The next cave was empty, so he went right to the back and wormed his way into a tunnel which the cave led into, and then he fled.
Ino’s Story: channelled from Ino with some editing from me.
Beach Day
Seashells, pink and spiral, pointing towards the shore as they lie at the bottom of the clear, transparent water. There are a whole host of them, lined up like a row of whistles and stretching from one end of the beach to the other.
The beach ball bounces along the sand, squashing each patch into a flat depression until at last it veers into the sea and hits one of the pink shells, flying off at a sharp angle with a dent in its surface. Not a hole, as the shell was too smooth to have done that.
The child who is bouncing the ball never meant to squash the sand or hit any of the shells, only to participate in a sport. Some sports are casual and should proceed in a carefree manner, but this one has left a trail of dents, holes and dislodgements behind it, right across the beach.

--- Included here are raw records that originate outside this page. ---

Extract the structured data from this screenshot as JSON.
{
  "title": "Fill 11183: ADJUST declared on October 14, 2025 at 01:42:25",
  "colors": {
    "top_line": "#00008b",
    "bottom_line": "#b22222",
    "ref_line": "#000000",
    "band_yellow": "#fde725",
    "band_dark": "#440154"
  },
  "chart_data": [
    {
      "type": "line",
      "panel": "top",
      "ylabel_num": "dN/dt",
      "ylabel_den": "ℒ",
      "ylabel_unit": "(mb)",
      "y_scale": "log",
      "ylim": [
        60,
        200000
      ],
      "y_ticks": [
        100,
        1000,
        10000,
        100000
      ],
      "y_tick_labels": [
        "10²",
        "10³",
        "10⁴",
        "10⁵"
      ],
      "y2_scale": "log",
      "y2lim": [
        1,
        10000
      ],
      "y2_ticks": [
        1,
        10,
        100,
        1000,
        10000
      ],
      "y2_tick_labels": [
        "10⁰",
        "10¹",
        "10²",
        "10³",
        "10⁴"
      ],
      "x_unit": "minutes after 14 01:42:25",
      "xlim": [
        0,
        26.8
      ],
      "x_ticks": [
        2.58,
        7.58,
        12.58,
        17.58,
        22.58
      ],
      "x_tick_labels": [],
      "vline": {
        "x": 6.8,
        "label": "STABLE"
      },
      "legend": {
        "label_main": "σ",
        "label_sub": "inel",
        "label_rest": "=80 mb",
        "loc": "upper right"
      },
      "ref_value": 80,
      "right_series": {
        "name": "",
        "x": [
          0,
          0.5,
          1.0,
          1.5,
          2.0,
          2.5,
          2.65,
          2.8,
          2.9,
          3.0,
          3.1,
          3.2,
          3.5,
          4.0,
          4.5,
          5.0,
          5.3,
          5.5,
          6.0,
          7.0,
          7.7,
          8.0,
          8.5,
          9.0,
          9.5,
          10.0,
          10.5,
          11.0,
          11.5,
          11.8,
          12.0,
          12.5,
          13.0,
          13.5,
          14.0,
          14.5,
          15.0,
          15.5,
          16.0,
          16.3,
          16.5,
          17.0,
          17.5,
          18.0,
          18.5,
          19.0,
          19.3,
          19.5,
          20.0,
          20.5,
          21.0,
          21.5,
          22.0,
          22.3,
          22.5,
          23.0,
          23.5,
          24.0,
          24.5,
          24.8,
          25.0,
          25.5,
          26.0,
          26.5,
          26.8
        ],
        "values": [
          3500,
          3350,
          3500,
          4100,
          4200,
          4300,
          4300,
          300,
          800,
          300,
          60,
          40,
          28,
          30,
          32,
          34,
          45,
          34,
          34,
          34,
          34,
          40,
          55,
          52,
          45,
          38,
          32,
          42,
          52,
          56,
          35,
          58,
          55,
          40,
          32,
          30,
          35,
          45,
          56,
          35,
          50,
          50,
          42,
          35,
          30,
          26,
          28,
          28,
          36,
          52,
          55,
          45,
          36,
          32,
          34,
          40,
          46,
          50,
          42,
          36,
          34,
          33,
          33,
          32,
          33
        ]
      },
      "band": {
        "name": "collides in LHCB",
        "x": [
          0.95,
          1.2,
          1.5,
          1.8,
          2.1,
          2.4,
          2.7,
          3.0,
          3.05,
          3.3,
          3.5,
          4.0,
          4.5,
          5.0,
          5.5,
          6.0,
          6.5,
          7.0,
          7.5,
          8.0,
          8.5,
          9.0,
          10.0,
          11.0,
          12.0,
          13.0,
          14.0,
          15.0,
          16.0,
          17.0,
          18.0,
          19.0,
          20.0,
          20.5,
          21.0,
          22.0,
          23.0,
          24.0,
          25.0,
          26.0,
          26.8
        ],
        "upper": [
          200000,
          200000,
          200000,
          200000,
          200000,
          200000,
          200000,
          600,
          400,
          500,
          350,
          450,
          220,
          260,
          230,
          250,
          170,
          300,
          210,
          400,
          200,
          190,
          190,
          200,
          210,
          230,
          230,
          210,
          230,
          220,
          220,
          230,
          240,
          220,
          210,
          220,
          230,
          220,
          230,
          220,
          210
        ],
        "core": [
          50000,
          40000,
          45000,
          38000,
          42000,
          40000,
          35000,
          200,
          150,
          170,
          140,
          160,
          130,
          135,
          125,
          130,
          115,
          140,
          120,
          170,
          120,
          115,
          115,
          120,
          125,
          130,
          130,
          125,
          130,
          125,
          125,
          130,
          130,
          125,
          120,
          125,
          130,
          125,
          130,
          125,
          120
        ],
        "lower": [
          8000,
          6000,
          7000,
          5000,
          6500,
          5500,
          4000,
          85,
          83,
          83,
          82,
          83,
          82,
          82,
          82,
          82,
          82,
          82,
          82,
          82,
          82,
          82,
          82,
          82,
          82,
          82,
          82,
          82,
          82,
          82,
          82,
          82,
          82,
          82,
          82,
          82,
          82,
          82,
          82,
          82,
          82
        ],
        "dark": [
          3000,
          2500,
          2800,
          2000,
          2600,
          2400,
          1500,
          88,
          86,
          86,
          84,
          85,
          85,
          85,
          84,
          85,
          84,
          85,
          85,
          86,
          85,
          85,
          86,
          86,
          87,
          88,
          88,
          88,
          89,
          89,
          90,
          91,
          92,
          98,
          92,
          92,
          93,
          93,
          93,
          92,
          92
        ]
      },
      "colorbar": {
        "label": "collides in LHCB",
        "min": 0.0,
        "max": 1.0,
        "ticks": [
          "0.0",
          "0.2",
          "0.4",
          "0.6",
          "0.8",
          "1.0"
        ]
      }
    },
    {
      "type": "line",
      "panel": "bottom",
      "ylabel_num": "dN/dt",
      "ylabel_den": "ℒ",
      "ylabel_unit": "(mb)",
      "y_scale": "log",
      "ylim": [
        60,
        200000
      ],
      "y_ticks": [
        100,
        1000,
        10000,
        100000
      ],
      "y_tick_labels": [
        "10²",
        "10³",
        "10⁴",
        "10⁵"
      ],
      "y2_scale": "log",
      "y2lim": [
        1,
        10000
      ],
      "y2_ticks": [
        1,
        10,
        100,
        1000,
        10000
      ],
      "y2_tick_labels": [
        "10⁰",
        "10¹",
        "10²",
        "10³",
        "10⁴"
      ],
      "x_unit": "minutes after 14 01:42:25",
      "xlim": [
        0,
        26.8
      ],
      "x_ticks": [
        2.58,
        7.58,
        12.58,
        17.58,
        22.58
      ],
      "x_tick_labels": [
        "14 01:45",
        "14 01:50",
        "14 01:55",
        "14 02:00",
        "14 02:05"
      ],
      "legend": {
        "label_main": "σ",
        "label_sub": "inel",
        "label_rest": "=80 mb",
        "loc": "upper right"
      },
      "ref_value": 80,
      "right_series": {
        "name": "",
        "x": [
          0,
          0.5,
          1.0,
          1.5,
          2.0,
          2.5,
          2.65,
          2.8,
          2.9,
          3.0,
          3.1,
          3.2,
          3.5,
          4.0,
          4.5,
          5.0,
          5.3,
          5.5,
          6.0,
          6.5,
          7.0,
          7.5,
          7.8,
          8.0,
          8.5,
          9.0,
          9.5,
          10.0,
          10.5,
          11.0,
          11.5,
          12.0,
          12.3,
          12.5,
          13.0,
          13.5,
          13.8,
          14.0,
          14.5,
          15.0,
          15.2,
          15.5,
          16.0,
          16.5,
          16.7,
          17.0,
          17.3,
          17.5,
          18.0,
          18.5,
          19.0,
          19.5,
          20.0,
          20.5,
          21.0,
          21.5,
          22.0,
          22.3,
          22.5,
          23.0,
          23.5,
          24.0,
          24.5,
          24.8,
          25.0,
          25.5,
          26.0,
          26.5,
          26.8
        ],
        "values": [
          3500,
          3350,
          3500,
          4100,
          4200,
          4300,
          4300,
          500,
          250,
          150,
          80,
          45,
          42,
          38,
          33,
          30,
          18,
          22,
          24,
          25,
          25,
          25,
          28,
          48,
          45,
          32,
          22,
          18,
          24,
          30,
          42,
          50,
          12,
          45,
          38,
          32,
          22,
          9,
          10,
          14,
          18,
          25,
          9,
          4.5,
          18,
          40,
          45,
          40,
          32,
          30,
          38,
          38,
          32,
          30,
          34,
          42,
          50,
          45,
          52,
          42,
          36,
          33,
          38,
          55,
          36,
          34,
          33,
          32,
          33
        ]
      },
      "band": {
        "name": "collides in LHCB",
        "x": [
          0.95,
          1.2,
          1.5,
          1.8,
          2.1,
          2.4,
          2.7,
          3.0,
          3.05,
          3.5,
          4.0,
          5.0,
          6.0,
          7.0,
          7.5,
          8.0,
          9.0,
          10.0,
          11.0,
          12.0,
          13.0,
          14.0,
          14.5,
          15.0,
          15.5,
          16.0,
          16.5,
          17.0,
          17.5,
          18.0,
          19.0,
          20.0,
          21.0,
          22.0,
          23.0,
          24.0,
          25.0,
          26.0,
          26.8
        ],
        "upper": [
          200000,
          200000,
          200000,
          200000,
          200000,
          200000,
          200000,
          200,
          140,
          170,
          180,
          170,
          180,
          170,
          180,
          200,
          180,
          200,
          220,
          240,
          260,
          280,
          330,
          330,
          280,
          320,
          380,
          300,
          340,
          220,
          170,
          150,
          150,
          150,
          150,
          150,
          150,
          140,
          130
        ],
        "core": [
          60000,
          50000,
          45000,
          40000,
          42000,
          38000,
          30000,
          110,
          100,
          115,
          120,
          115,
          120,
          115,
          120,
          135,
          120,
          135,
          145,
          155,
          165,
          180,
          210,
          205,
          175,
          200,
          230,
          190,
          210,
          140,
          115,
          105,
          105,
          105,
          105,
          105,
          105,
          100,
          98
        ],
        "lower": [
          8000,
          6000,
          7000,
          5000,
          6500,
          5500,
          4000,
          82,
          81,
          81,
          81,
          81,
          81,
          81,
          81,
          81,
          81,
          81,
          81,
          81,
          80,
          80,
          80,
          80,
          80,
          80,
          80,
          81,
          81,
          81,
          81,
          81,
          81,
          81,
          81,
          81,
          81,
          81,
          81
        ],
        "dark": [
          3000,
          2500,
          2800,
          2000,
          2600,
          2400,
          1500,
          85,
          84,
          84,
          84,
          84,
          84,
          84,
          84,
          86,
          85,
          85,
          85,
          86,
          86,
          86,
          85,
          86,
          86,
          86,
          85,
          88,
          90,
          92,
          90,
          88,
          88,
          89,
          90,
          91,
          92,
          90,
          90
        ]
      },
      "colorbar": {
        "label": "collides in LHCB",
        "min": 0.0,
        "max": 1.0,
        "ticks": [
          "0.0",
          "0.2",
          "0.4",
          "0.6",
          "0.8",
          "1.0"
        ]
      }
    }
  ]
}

A seagull pecks the ball in mid-flight on the way to glide into the sea, and that is the final in the series of jabs which at last punctures the plastic; although by chance, as it would only have broken at certain angles.
“My ball’s burst,” says the child, and cries.
“It was only a bird,” the mother replies. “They don’t mean to do it. I’ll buy you another one later.”
People interrupt the rhythm and tides on the beach. They don’t mean to either, but the starfish are glad when they have gone and extend their arms out to claim their place on the sand.
The saddle-shaped sand- dunes have many lines, deep impressions that make it look as if the beach has fences that divide it into strips. Seahorses stand against these fences when the tide is in, but they don’t jump over them.
The human beings start to leave the beach because sunset is on the way. Lone now and bare, the beach stretches to the horizon and meets the sky in a caress: primal feelings that assert themselves once again when the landscape is empty. Love, and loss of the destinations to which the tide used to go before it was blocked by dams and diverted along new and unnatural byways.
The sea must lap what is here now, and make it taste of salt, to remind the wanderer along the shore that it is not themselves that imparts a flavour to the natural scene they witness.